WASHINGTON — If you asked my true religion, I would not answer anything practiced in a church, synagogue or mosque. My real religion is America, and I feel privileged that, among the world's 7 billion people, I am one of the roughly 300 million lucky enough to be an American. This transcends mere patriotism. I believe in what this country stands for, even though I acknowledge its limits and failures. As individuals, we are no better than most (selfishness and prejudice having survived). As a society, we have often violated our loftiest ideals (starting with the acceptance of slavery in 1787). Our loud insistence of "exceptionalism" offends millions of non-Americans, who find us exceptional only in our relentless boasting.
But these caveats do not dim my love of country. I am still stirred by "The Star-Spangled Banner." I think our messy mixture of democratic traditions, respect for the individual and economic dynamism commands a unique place in human history. In most societies, people are marked by where they were born, their ethnic heritage or religious conviction. In the United States, these are secondary. Americans' self-identity springs from the beliefs on which this country was founded, including the belief that no one is automatically better than anyone else simply by virtue of birth.
Our reverence for these ideals remains a touchstone. A few years ago, a friend gave me a copy of "The National Hand-Book of American Progress," published in 1876 and edited by Erastus Otis Haven, a bishop in the Methodist Episcopal Church and the second president of the University of Michigan. Haven does laud economic achievements. The telegraph, introduced in 1844, had spawned a network of 75,137 miles. But mostly, Haven celebrates our ideals and political institutions, which — with the tragic exception of the Civil War — had settled conflicts peacefully. His collected documents were mostly political: the Declaration of Independence; the Constitution; Washington's Farewell Address; Lincoln's two Inaugurals and the Emancipation Proclamation.
This intense love of country defines Americans and, compared to many, sets us apart. A 2004 study of 33 countries by the National Opinion Research Center at the University of Chicago ranked the United States first in national pride. You might think that this powerful allegiance — what I and no doubt millions of others call a religion — would bring us together. Often it does. But on this July Fourth, we face a disturbing paradox: Our love of country increasingly divides us.
Our national debates now transcend disagreements over this or that spending program or tax and have become — in the minds of the combatants — a climactic struggle for the nature and soul of America. One side is allegedly bent on inserting government into every aspect of our lives and suffocating individual responsibility and effort. The other is supposedly beholden to the rich, committed to "survival of the fittest" and indifferent to everyone else.
If you believe these are the stakes — and that defeat would extinguish the most valuable and virtuous aspects of America — then the other side is to be despised and demolished. Your very love of country impels you to extremes of rhetoric and belief. It nudges you, increasingly, to hate the other side.
The backdrop to this struggle is longstanding. As Alexis de Tocqueville noted, Americans venerate both liberty and equality. Our entire history involves this tension between preserving freedom and promoting equality. If you are defending either, you naturally think that you are the legitimate heir of the country's core beliefs.

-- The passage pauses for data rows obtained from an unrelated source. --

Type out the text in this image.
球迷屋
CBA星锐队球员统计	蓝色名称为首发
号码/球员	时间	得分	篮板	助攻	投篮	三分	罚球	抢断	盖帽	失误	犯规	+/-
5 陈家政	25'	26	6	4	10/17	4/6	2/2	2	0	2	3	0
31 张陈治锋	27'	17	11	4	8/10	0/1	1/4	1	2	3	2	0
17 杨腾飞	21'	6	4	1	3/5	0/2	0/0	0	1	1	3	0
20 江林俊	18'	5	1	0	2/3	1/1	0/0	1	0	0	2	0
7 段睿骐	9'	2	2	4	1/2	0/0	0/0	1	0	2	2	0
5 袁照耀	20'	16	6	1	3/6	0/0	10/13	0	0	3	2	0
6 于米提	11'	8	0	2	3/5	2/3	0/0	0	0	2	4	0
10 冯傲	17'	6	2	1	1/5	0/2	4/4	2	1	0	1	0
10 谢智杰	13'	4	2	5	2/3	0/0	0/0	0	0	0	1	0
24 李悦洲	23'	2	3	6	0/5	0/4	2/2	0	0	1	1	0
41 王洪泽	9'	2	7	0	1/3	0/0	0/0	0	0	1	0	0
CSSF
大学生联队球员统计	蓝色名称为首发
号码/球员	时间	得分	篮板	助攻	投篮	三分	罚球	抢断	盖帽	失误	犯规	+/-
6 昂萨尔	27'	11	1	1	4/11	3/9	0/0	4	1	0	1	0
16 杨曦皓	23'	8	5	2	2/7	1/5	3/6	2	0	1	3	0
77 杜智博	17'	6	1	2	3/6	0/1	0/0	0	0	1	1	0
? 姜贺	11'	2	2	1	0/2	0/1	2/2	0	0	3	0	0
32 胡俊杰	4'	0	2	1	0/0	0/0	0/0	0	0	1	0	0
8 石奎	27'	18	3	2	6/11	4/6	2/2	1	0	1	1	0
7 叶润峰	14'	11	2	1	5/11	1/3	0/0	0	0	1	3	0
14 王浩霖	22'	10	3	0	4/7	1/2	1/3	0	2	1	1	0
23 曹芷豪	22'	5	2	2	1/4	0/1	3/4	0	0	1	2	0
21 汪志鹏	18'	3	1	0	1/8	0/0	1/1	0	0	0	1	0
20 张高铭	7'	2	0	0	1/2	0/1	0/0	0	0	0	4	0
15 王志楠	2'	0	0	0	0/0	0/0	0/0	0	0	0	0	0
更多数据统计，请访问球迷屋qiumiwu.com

In a democracy, de Tocqueville argued, Americans would ultimately favor equality over freedom, because its material benefits are more immediate and tangible. Not so, countered the late political scientist James Q. Wilson. Americans strongly value freedom, far more than do citizens of any other democratic country, he argued.
There's plenty of evidence he is right. A recent Pew poll asked people to pick between "freedom to pursue life's goals without state interference" and the "state guarantees nobody is in need." Americans selected freedom 58 percent to 35 percent. European responses were reversed: Germany's 36 percent to 62 percent was typical. By wide margins compared with Europeans, Americans believe that "success in life" is determined by individual effort and not by outside forces. Yet, in their voting habits, Americans often prefer security.
The inconsistencies and contradictions won't soon vanish. But in today's politically poisoned climate, righteousness is at a premium and historical reality at a discount. Each side, whether "liberal" or "conservative," Republican or Democrat, behaves as if it has a monopoly on historical truth. The fear that the existence of their version of America is threatened sows discord and explains why love of country has become a double-edged sword, dividing us when it might unite.
Robert J. Samuelson is a Washington Post columnist.